EL CORAZÓN DELATOR DE ISMAEL GRASA*

EL CORAZÓN DELATOR DE ISMAEL GRASA*

Desde hace algunos años, Ismael Grasa (Huesca, 1968) retorna a su ciudad y a su provincia constantemente. No sabía conducir y ha aprendido para viajar a su antojo; parecía volcado en Madrid (ganó el premio Tigre Juan con “De  Madrid al cielo”, 1994) y Aragón y sus ciudades y pueblos se le han metido en sus libros como un escenario constante. Y ahí están dos excelentes y personales libros: “La Tercera Guerra Mundial” (Anagrama, 2002), uno de los mejores retratos de la Huesca de la transición, trazado con un estilo exento de sentimentalidad, y “Nueva California” (Xordica, 2003), poemas y relatos que anticipan, en cierto modo, su nuevo libro: “Trescientos días de sol” (Xordica), un volumen con portada de Elisa Arguilé que se presentó esta semana en Zaragoza, en el Teatro Principal, con una exuberante y magnífica puesta en escena del arquitecto Luis Franco y la elocuencia de Eva Cosculluela, y también en Huesca; me dicen que Carlos Castán estremeció hasta el silencio de la librería Anónima de Chema Aniés. Y que la ciudad se volcó con un cariño absoluto.

Ismael Grasa ha madurado mucho en estos últimos años. Ha pasado de ser aquel joven narrador y filósofo de rostro picassiano y asustadizo a un escritor de empaque, con un bagaje muy sólido, con puntos de vista muy personales. Atrevido, iconoclasta, dueño de un estilo diáfano, en el que no hay demasiado lugar para la opulencia. Ismael Grasa escribe con la retórica exacta de las ideas. Sin adherencias ni epítetos de embellecimiento. Con la fulminante exactitud de las imágenes y los detalles casi invisibles que definen una existencia. Como narrador, es un poco igual: es un escritor que puede parecer frío, casi glacial, un documentalista o un mirón que mira, observa detenidamente y cuenta lo que ve, sin inmutarse, con un bisturí sigiloso que avanza y descubre el horror. Aunque en realidad, Ismael Grasa cuenta lo que imagina, cuenta la vida que les sueña a sus personajes.

         En esta obra de doce relatos dominan algunas sensaciones.
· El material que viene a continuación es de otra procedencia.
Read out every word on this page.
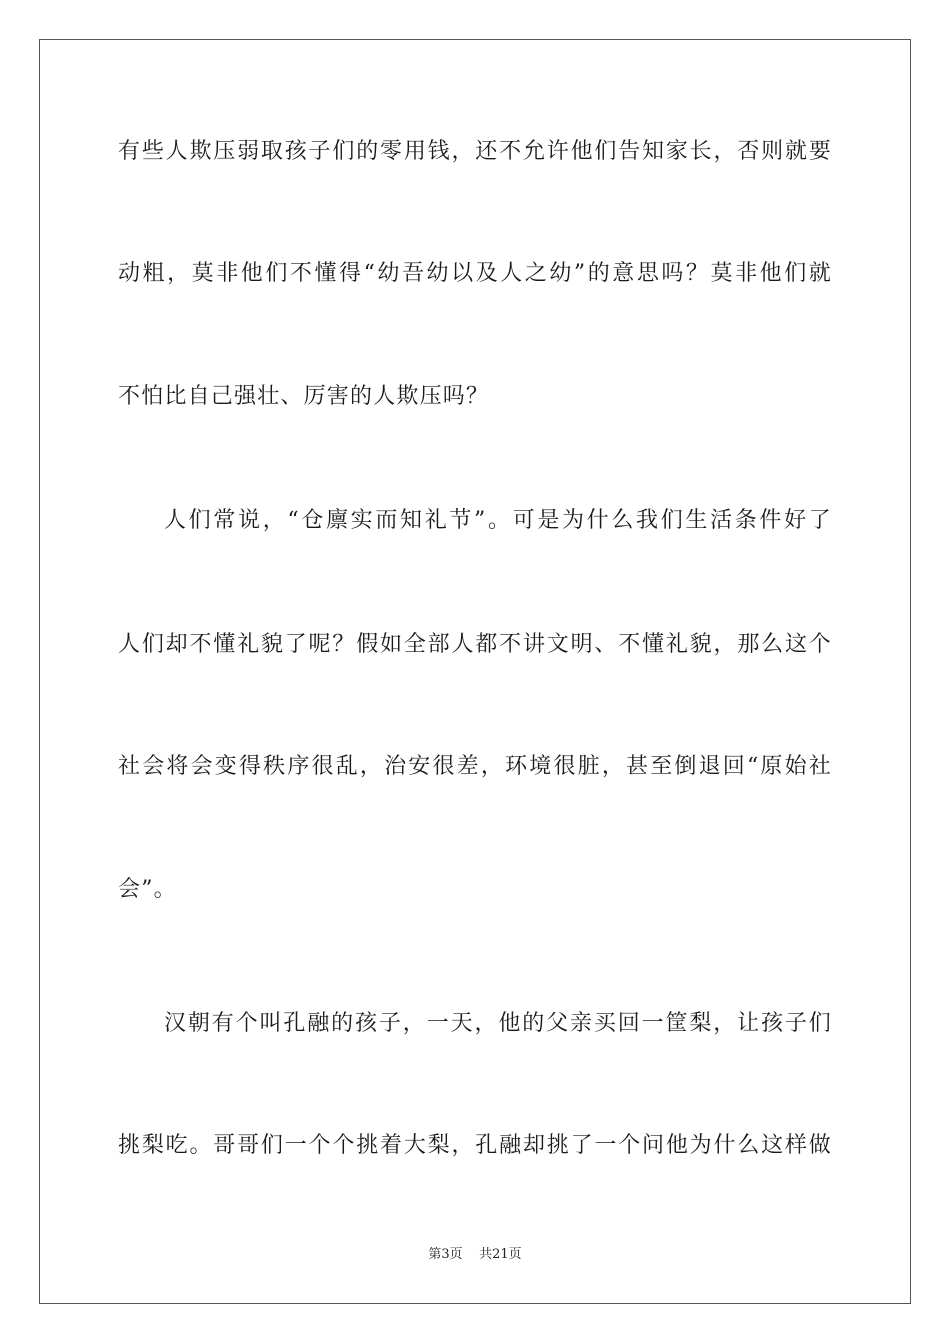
有些人欺压弱取孩子们的零用钱，还不允许他们告知家长，否则就要
动粗，莫非他们不懂得“幼吾幼以及人之幼”的意思吗？莫非他们就
不怕比自己强壮、厉害的人欺压吗？
人们常说，“仓廪实而知礼节”。可是为什么我们生活条件好了
人们却不懂礼貌了呢？假如全部人都不讲文明、不懂礼貌，那么这个
社会将会变得秩序很乱，治安很差，环境很脏，甚至倒退回“原始社
会”。
汉朝有个叫孔融的孩子，一天，他的父亲买回一筐梨，让孩子们
挑梨吃。哥哥们一个个挑着大梨，孔融却挑了一个问他为什么这样做
第3页 共21页
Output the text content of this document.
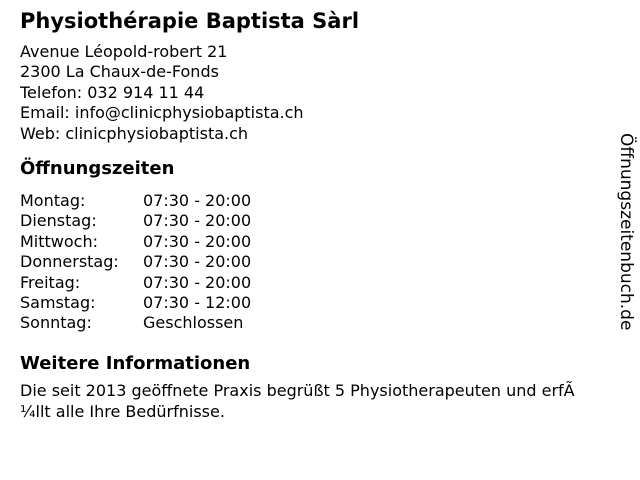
Physiothérapie Baptista Sàrl
Avenue Léopold-robert 21
2300 La Chaux-de-Fonds
Telefon: 032 914 11 44
Email: info@clinicphysiobaptista.ch
Web: clinicphysiobaptista.ch
Öffnungszeiten
Montag:	07:30 - 20:00
Dienstag:	07:30 - 20:00
Mittwoch:	07:30 - 20:00
Donnerstag:	07:30 - 20:00
Freitag:	07:30 - 20:00
Samstag:	07:30 - 12:00
Sonntag:	Geschlossen
Weitere Informationen

Die seit 2013 geöffnete Praxis begrüßt 5 Physiotherapeuten und erfÃ
¼llt alle Ihre Bedürfnisse.

Öffnungszeitenbuch.de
Acaba imponiéndose un estado de ánimo general próximo a la amargura existencial, a la turbación, y curiosamente no es porque el escritor sea pesimista. Es como un vacío que aparece y alancea sin compasión, como una enfermedad que afecta a todos los personajes, como un destino. Ismael Grasa dice una mil veces que él es partidario de la vida y de la alegría. Y eso se percibe. Tiene una capacidad particular para fijarse en pequeñas cosas, pero obtiene de ellas, como preconizaba Anton Chejov o Raymond Carver, una detonación interior, un mecanismo entre diabólico y rezagado que estalla por los aires. Los cuentos de Ismael son cuentos de lo cotidiano, cuentos que ni siquiera exigen una presentación, un desarrollo o un desenlace. Ismael Grasa se siente tan libre, tan seguro de sí mismo, que hace una fotografía, realiza una película, expone una situación y la muestra. La historia podría haber seguido muchas páginas más; las vidas en sus cuentos nunca se acaban, no hay punto y final, sino un punto y seguido interminable en el ánimo del lector. Y quizá eso también nos perturbe. ¿Qué pasará luego con los personajes? ¿Cuál será de verdad su futuro? ¿Dónde está ese corazón delator que no vemos nunca y percibimos como un escalofrío que no cesa?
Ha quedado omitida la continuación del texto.